How to Solve Desynchronizations
Section titled “How to Solve Desynchronizations”Start by identifying the project calendar standard. Define the normal workweek, workday start and finish times, holidays, shutdown periods, and special work windows.
Then review all calendars in the schedule. Check:
- Calendar name and purpose.
- Working days.
- Daily working hours.
- Start and finish times.
- Holidays and exceptions.
- Calendar type.
- Activities assigned to the calendar.
- Resources assigned to the calendar.
Next, review activities where dates look strange. Add columns for Activity Calendar, Activity Type, Start, Finish, Early Start, Early Finish, Total Float, resources, and resource calendars if available.
If a calendar is wrong, correct it. If the activity is assigned to the wrong calendar, change the assignment. If the resource calendar is valid but causing unexpected results, confirm whether the activity should be Resource Dependent or Task Dependent.
After making corrections, recalculate the schedule and review the affected dates, float, critical path, and resource histogram.
Good Calendar Governance
Section titled “Good Calendar Governance”Calendars should be governed like logic and constraints.

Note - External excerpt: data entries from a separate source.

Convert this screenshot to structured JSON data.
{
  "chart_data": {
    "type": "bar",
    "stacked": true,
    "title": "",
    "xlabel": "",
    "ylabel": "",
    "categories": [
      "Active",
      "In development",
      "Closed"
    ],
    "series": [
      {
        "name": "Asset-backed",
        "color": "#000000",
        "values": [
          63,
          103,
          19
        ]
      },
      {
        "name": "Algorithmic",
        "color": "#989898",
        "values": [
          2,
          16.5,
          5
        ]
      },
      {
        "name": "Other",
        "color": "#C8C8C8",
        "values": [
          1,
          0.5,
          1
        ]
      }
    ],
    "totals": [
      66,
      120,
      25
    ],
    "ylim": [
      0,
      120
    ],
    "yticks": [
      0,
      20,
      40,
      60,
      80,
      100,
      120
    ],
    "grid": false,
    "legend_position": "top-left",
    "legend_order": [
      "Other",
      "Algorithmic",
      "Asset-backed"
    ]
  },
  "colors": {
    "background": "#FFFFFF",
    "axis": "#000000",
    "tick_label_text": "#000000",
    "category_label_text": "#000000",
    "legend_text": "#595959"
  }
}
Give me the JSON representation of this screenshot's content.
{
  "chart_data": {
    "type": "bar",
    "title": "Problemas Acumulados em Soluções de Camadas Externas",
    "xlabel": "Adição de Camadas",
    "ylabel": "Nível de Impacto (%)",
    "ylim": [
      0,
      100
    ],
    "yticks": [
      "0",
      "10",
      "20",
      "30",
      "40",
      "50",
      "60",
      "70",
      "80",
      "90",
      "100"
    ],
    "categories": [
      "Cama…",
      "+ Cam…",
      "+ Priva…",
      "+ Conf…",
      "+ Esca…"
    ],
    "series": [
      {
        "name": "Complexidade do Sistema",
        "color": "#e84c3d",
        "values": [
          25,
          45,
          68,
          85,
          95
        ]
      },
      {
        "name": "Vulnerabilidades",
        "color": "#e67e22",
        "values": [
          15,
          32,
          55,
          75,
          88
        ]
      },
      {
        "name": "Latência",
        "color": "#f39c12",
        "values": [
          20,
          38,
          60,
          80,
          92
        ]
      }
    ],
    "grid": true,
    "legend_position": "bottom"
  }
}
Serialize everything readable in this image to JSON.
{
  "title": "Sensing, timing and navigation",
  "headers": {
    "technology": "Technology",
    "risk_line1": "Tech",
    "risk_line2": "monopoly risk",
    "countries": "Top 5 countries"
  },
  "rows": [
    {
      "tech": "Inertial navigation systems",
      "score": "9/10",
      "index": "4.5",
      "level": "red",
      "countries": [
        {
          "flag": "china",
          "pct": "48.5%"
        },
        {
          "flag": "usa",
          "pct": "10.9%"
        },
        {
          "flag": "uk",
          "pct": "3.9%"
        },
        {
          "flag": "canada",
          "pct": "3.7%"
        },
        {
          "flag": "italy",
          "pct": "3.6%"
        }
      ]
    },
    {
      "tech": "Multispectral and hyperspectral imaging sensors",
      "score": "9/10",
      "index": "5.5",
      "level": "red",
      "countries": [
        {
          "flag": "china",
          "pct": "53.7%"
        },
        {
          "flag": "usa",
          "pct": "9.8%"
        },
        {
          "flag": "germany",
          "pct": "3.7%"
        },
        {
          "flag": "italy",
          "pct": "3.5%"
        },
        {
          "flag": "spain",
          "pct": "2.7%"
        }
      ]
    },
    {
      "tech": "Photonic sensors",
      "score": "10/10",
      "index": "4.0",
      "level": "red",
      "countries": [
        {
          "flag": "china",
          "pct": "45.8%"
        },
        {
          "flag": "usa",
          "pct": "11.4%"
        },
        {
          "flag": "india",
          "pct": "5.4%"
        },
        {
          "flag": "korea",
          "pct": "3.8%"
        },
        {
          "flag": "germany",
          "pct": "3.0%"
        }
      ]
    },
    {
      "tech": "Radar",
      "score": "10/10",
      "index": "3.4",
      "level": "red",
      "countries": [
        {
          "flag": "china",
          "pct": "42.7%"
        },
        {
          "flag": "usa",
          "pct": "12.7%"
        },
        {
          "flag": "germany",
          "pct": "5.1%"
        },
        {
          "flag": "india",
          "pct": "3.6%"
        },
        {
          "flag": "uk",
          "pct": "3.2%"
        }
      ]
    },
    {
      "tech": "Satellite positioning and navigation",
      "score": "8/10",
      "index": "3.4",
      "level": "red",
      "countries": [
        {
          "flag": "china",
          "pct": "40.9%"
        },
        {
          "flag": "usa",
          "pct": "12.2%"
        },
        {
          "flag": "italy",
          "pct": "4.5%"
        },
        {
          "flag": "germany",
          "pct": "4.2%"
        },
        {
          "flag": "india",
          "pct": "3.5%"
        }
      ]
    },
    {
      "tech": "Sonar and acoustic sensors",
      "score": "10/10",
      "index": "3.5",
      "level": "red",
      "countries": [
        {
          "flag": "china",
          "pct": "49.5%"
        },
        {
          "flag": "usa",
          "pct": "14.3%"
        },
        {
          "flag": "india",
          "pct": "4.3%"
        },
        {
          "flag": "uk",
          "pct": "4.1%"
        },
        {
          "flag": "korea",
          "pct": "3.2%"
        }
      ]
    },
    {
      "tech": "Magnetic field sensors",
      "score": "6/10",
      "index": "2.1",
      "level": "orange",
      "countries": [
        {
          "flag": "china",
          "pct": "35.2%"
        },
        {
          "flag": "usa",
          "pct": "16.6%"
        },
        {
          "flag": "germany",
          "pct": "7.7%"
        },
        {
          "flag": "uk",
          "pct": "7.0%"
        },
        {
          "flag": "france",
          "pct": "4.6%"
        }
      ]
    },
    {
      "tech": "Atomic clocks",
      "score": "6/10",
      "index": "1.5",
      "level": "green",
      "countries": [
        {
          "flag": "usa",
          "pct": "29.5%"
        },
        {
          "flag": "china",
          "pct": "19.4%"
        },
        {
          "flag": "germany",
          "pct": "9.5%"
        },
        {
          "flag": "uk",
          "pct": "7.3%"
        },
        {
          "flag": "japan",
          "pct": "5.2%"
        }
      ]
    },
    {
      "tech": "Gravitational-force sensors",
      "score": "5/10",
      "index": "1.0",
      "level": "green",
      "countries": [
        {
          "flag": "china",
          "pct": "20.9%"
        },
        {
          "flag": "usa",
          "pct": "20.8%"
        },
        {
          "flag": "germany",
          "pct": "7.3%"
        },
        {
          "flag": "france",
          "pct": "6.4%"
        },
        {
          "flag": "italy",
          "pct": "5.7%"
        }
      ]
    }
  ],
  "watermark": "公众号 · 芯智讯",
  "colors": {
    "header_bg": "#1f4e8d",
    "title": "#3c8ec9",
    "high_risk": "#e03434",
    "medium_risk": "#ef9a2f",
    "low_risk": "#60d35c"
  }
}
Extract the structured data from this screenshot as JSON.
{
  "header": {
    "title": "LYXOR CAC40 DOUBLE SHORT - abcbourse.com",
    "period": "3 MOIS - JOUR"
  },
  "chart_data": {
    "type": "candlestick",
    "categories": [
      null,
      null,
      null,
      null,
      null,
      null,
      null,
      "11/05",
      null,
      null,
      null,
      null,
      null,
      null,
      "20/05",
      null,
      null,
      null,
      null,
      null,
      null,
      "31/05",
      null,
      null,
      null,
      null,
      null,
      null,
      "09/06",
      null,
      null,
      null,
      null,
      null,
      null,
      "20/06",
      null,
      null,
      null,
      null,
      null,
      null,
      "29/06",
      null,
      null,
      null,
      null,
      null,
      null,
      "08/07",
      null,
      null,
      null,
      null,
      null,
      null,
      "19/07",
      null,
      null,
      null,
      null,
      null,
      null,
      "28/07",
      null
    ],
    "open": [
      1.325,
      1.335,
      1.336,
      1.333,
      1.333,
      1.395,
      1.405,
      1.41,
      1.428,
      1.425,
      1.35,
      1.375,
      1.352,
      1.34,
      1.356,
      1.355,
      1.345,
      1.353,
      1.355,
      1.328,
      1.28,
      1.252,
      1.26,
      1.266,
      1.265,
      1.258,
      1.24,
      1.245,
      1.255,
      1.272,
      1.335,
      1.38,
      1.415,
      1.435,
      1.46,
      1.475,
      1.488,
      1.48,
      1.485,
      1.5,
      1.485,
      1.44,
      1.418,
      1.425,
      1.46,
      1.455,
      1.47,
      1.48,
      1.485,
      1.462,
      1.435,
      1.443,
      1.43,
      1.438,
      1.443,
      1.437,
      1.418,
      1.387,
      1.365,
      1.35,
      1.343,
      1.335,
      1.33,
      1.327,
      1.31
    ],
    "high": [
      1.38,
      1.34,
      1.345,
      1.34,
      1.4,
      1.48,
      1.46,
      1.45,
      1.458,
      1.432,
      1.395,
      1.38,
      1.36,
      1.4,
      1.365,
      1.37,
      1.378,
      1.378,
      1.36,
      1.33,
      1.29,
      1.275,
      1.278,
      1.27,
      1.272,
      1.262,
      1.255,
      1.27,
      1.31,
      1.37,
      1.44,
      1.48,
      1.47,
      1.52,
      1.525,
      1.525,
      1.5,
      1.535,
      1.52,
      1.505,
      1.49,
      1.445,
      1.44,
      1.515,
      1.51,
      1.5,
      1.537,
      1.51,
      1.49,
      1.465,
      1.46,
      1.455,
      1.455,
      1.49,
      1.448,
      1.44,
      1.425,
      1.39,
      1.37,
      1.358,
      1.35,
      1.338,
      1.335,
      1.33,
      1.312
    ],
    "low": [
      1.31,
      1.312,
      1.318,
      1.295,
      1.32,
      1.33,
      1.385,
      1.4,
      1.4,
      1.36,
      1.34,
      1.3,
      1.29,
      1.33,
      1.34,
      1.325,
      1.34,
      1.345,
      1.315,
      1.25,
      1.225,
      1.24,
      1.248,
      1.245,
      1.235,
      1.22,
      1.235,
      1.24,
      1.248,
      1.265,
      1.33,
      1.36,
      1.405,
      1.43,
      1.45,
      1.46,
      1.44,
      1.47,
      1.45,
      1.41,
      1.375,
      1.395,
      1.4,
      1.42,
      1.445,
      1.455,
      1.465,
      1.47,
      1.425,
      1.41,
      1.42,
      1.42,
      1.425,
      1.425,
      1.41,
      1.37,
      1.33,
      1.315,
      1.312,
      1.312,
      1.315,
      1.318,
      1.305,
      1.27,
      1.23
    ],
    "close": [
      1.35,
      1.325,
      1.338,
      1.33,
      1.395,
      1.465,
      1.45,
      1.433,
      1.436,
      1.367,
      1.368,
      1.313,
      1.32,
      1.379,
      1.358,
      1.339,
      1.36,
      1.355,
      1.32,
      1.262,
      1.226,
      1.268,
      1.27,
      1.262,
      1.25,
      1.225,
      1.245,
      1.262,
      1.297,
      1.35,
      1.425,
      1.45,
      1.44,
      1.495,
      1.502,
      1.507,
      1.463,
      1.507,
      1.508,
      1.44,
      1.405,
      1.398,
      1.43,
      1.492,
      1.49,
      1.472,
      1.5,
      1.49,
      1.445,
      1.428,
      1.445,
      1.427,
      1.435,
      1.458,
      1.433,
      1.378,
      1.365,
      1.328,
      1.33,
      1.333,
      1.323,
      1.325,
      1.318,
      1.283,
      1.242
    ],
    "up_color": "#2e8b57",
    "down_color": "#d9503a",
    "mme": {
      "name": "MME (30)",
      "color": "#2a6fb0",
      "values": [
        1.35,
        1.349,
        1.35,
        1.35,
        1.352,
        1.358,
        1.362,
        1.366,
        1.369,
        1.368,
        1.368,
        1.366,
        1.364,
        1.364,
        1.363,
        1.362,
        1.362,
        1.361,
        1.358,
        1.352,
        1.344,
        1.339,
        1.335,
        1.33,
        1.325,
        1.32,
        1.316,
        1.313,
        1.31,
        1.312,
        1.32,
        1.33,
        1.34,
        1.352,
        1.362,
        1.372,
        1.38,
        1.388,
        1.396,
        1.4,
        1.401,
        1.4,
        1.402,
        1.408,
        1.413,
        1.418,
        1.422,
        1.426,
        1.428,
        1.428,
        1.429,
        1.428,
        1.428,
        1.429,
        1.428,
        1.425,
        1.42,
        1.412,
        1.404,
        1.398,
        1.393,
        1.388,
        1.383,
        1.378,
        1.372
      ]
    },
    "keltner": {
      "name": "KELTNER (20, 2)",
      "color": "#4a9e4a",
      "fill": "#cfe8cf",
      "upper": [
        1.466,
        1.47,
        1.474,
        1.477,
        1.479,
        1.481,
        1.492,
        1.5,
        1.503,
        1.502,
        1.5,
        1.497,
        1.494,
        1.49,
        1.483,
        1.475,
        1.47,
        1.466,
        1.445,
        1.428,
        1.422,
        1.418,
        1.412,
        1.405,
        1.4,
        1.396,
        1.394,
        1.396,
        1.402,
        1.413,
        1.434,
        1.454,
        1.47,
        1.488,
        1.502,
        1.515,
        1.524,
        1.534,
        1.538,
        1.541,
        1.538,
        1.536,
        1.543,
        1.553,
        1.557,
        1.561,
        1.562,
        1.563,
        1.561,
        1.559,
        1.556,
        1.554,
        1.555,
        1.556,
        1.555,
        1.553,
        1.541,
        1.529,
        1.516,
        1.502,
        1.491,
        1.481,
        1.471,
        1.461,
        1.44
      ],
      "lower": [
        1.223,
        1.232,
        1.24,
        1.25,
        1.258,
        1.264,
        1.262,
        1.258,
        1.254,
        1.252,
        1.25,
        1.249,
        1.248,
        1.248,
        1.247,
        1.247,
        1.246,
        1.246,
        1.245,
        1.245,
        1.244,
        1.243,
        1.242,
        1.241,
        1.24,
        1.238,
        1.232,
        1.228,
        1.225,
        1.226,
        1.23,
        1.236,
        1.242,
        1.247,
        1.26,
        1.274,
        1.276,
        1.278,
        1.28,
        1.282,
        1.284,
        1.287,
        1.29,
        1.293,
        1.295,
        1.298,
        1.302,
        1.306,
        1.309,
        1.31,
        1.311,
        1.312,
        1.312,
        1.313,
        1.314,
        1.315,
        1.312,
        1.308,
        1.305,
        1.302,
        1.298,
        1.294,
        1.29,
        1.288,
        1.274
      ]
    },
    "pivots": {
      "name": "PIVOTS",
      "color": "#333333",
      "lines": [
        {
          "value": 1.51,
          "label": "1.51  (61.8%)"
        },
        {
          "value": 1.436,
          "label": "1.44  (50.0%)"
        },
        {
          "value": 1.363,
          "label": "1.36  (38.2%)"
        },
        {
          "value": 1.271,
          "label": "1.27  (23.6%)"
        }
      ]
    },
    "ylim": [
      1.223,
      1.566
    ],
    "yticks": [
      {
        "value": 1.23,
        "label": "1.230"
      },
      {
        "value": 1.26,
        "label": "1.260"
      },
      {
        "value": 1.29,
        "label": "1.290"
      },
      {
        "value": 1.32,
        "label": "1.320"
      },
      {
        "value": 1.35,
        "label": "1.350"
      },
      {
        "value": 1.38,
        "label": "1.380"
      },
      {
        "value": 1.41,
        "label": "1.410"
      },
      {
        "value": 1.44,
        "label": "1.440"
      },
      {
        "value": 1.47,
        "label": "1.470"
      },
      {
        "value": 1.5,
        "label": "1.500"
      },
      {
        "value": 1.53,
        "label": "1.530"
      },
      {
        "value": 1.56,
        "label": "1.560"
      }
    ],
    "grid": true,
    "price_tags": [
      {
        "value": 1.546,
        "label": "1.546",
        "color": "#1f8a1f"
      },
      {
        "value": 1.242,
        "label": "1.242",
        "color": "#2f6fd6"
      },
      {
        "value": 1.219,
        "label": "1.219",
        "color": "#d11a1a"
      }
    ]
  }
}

They should not multiply without control.
Good practice includes:
- Use a clear naming convention.
- Keep a limited set of approved project calendars.
- Document why special calendars exist.
- Avoid copying unused calendars from old schedules.
- Review activity calendar assignments before baseline approval.
- Review resource calendars if resource loading is used.
- Check calendar start and finish times, not only working days.
Calendar governance is especially important in large schedules where many users can add or copy activities.
Practical Example
Section titled “Practical Example”A construction project uses a 6-day calendar for site work. Most construction activities run Monday to Saturday from 7:00 to 17:00. A commissioning team works night shift from 22:00 to 6:00 because testing can only happen when operations are offline.
Both calendars are valid.
The problem appears when copied construction activities accidentally inherit the night shift calendar. Their dates begin to move strangely. Some relationships appear to push successors into the next day. Float changes in a way the team cannot explain.
The fix is not to delete the night shift calendar. The fix is to correct the activity calendar assignment, confirm which activities truly need the night shift calendar, and recalculate the schedule.
Conclusion
Section titled “Conclusion”Calendars in P6 define when work can happen. They affect activity dates, float, critical path, resource loading, lags, and update behavior.
More than one calendar is often necessary because projects include different work patterns: site work, office work, night shifts, shutdowns, supplier work, and resource availability. But multiple calendars must be controlled carefully.
The main risk is desynchronization. When activity calendars and resource calendars do not match the real execution plan, the schedule can show confusing dates, misleading float, and unreliable resource information.
A strong schedule uses calendars intentionally. Each calendar has a purpose, each special calendar is documented, and activity and resource calendar assignments are reviewed before the schedule is trusted.